A Fagopyrum esculentum MOENCH

D Fagopyrum esculentum hom. HAB 1

D Fagopyrum esculentum hom. HPUS 88

D Fagopyrum-esculentum-Kraut (Buchweizenkraut)

Synonyme

Fagopyri herba; Herba Fagopyri

Offizinell

Fagopyrum – BHP 83

Definition der Droge

Die zur Blütezeit geernteten und getrockneten Blätter und Blüten der Pflanze.

Stammpflanzen: Fagopyrum esculentum MOENCH

Herkunft: Aus dem Anbau der Pflanze. Lieferländer sind vor allem osteuropäische Länder wie z. B. Ungarn, das ehemalige Jugoslawien, die Ukraine, Rußland sowie Brasilien und Südafrika [1].

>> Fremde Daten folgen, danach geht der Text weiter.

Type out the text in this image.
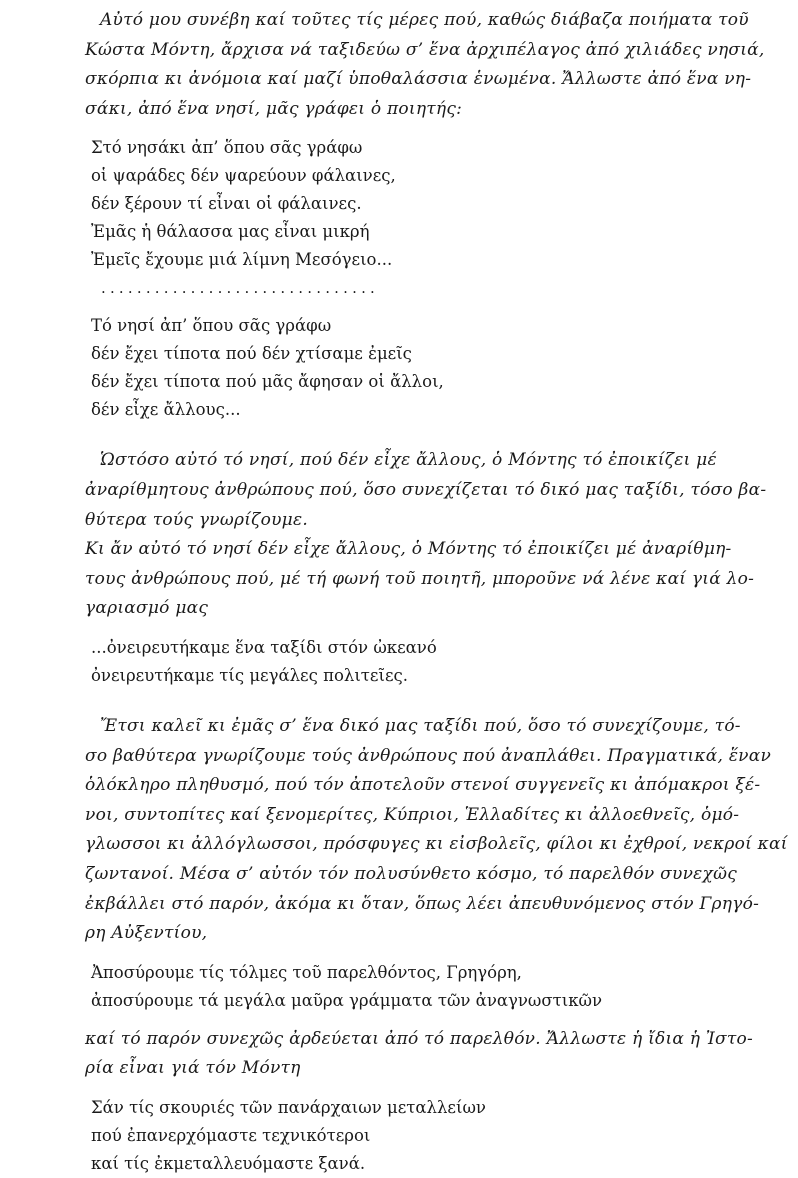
Αὐτό μου συνέβη καί τοῦτες τίς μέρες πού, καθώς διάβαζα ποιήματα τοῦ
Κώστα Μόντη, ἄρχισα νά ταξιδεύω σ’ ἕνα ἀρχιπέλαγος ἀπό χιλιάδες νησιά,
σκόρπια κι ἀνόμοια καί μαζί ὑποθαλάσσια ἑνωμένα. Ἄλλωστε ἀπό ἕνα νη-
σάκι, ἀπό ἕνα νησί, μᾶς γράφει ὁ ποιητής:
Στό νησάκι ἀπ’ ὅπου σᾶς γράφω
οἱ ψαράδες δέν ψαρεύουν φάλαινες,
δέν ξέρουν τί εἶναι οἱ φάλαινες.
Ἐμᾶς ἡ θάλασσα μας εἶναι μικρή
Ἐμεῖς ἔχουμε μιά λίμνη Μεσόγειο...
...............................
Τό νησί ἀπ’ ὅπου σᾶς γράφω
δέν ἔχει τίποτα πού δέν χτίσαμε ἐμεῖς
δέν ἔχει τίποτα πού μᾶς ἄφησαν οἱ ἄλλοι,
δέν εἶχε ἄλλους...
Ὡστόσο αὐτό τό νησί, πού δέν εἶχε ἄλλους, ὁ Μόντης τό ἐποικίζει μέ
ἀναρίθμητους ἀνθρώπους πού, ὅσο συνεχίζεται τό δικό μας ταξίδι, τόσο βα-
θύτερα τούς γνωρίζουμε.
Κι ἄν αὐτό τό νησί δέν εἶχε ἄλλους, ὁ Μόντης τό ἐποικίζει μέ ἀναρίθμη-
τους ἀνθρώπους πού, μέ τή φωνή τοῦ ποιητῆ, μποροῦνε νά λένε καί γιά λο-
γαριασμό μας
...ὀνειρευτήκαμε ἕνα ταξίδι στόν ὠκεανό
ὀνειρευτήκαμε τίς μεγάλες πολιτεῖες.
Ἔτσι καλεῖ κι ἐμᾶς σ’ ἕνα δικό μας ταξίδι πού, ὅσο τό συνεχίζουμε, τό-
σο βαθύτερα γνωρίζουμε τούς ἀνθρώπους πού ἀναπλάθει. Πραγματικά, ἕναν
ὁλόκληρο πληθυσμό, πού τόν ἀποτελοῦν στενοί συγγενεῖς κι ἀπόμακροι ξέ-
νοι, συντοπίτες καί ξενομερίτες, Κύπριοι, Ἑλλαδίτες κι ἀλλοεθνεῖς, ὁμό-
γλωσσοι κι ἀλλόγλωσσοι, πρόσφυγες κι εἰσβολεῖς, φίλοι κι ἐχθροί, νεκροί καί
ζωντανοί. Μέσα σ’ αὐτόν τόν πολυσύνθετο κόσμο, τό παρελθόν συνεχῶς
ἐκβάλλει στό παρόν, ἀκόμα κι ὅταν, ὅπως λέει ἀπευθυνόμενος στόν Γρηγό-
ρη Αὐξεντίου,
Ἀποσύρουμε τίς τόλμες τοῦ παρελθόντος, Γρηγόρη,
ἀποσύρουμε τά μεγάλα μαῦρα γράμματα τῶν ἀναγνωστικῶν
καί τό παρόν συνεχῶς ἀρδεύεται ἀπό τό παρελθόν. Ἄλλωστε ἡ ἴδια ἡ Ἰστο-
ρία εἶναι γιά τόν Μόντη
Σάν τίς σκουριές τῶν πανάρχαιων μεταλλείων
πού ἐπανερχόμαστε τεχνικότεροι
καί τίς ἐκμεταλλευόμαστε ξανά.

Gewinnung: Das Buchweizenkraut wird 50 bis 60 Tage nach der Aussaat geerntet, noch ehe die Fruchtausbildung erfolgt ist. Während der Trocknung des Krautes tritt ein Rutinverlust auf. Untersuchungen haben gezeigt, daß der Verlust an Rutin am größten ist, wenn der Trocknungsvorgang zu lange dauert und bei zu niedrigen Temperaturen vorgenommen wird. Die niedrigsten Rutinverluste im Kraut treten bei einer Trocknungstemperatur von 105 bis 135 ° C und einer Trocknungsdauer von 20 bis 40 min auf [2], [4], [6].

Schnittdroge: Aussehen. Blattstücke dunkelgrün, 5 bis 8 mm lang und 2 bis 4 mm breit. Vorhandene Sproßstücke grünlich-braun, bis 2 cm lang und 2 mm breit. Blüten 1 bis 2 mm lang, weiß oder rosafarben, in Thyrsen, manchmal aber auch als abgebrochene Einzelblüten vorliegend [20], [31].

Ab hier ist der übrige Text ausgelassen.